# Converting a commercial fridge into upright smoker



## waverider1964 (Apr 2, 2016)

I just joined and live in Norfolk, VA. I'm getting a commercial fridge from a restaurant friend and plan on converting it into an upright smoker. It is a stainless steel, single door model. This is my first time doing a project like this and I could use some advice on how to proceed. I plan on ripping out the plastic guts and the original insulation. My thinking is I get new high temperature insulation and weld a thicker gauge stainless inside the smoker. I plan on putting gas assist at the bottom, with a hardwood charcoal/wood tray just above that and a water pan above that. Is this a good plan or should I position a fire box outside the main smoke chamber? Is there a smoke stack design/position that is optimal? I was just going to position it on the top, centered. Any advice on internal thermometers?

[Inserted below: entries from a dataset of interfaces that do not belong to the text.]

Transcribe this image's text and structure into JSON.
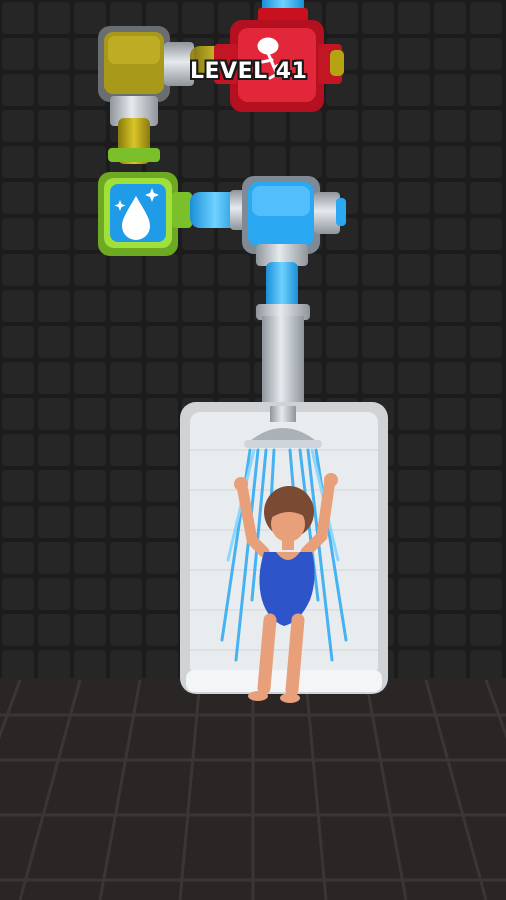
{
  "hud": {
    "level_text": "LEVEL 41"
  },
  "colors": {
    "wall": "#1c1c1c",
    "floor": "#2a2626",
    "dirty_water": "#b5a313",
    "clean_water": "#2fa9f0",
    "yellow_valve": "#c8d42a",
    "green_valve": "#8ed630",
    "red_valve": "#d91e2e",
    "pipe_metal": "#c9cfd6"
  },
  "valves": [
    {
      "id": "dirty",
      "fill": "dirty-water",
      "icon": "none"
    },
    {
      "id": "red",
      "fill": "dirty-water",
      "icon": "bacteria-icon"
    },
    {
      "id": "green",
      "fill": "clean-water",
      "icon": "water-drop-sparkle-icon"
    },
    {
      "id": "blue",
      "fill": "clean-water",
      "icon": "none"
    }
  ],
  "character": {
    "state": "showering"
  }
}
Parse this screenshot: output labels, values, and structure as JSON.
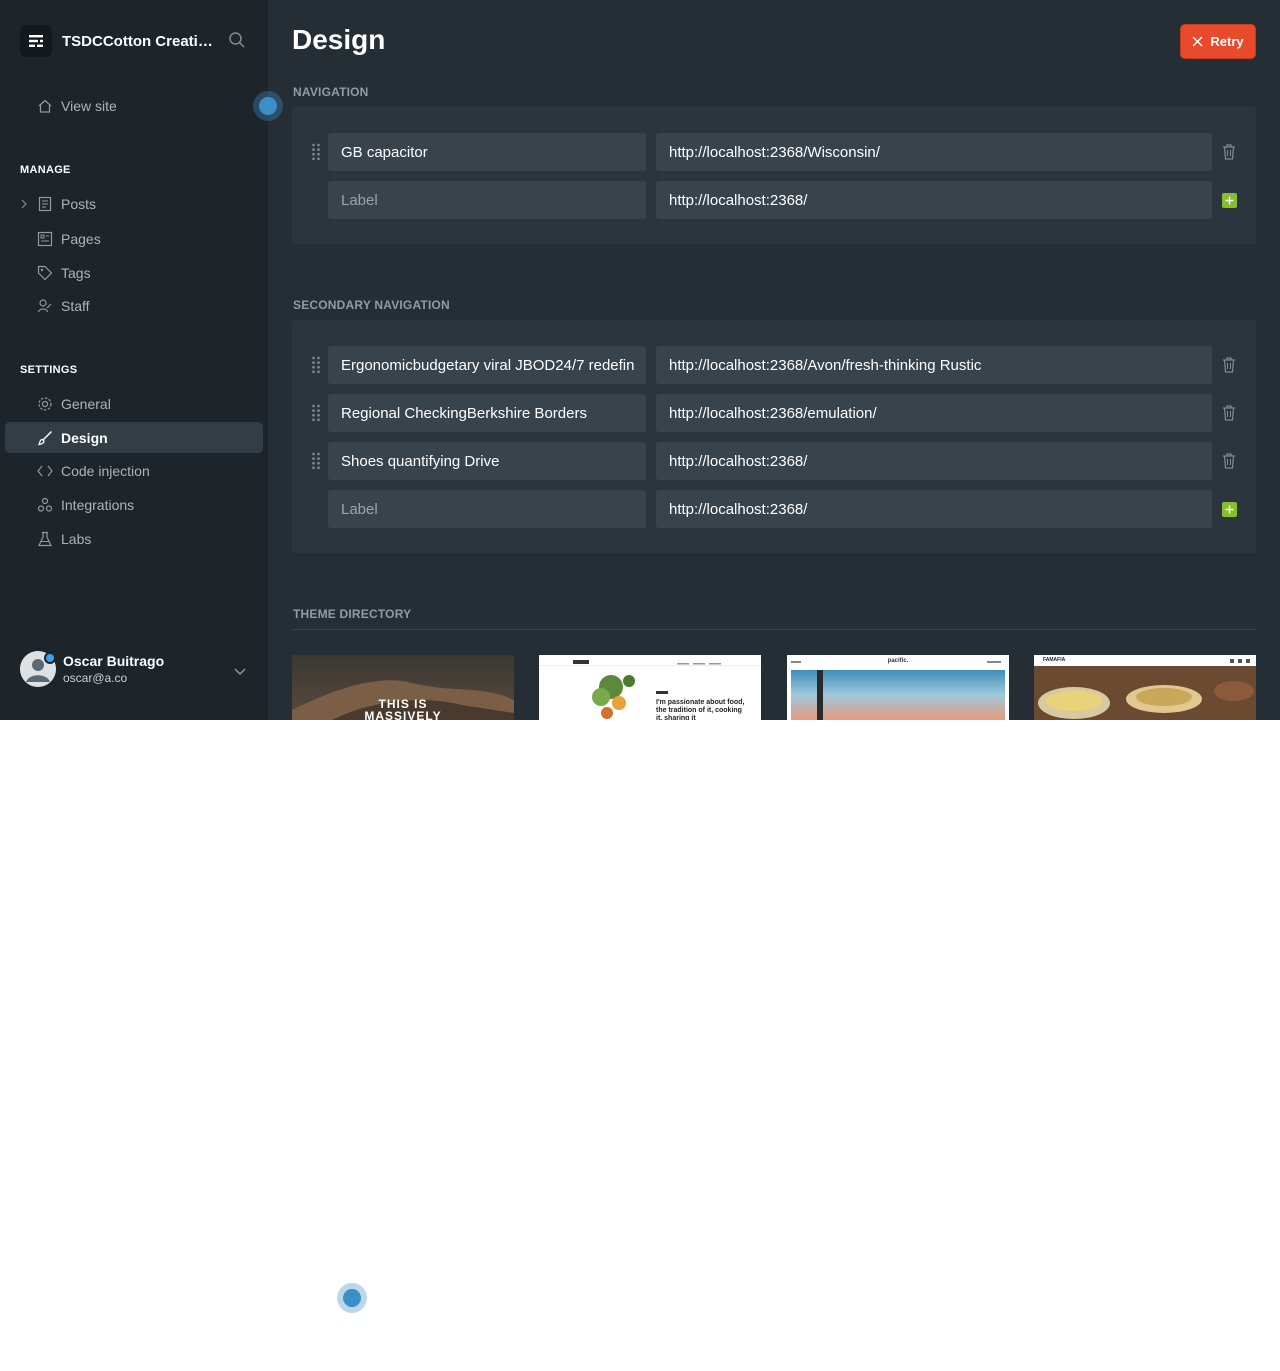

Any other thoughts are appreciated.


----------



## SmokinAl (Apr 3, 2016)

Welcome to SMF!

Glad to have you with us!

Post your questions here for your build.

http://www.smokingmeatforums.com/f/198/fridge-freezer-builds

Al


----------



## gary s (Apr 6, 2016)

*Good morning and welcome to the forum, from a windy but nice day here in East Texas, and the best site on the web. Lots of great people with tons of information on just about  everything.*

*Gary*


----------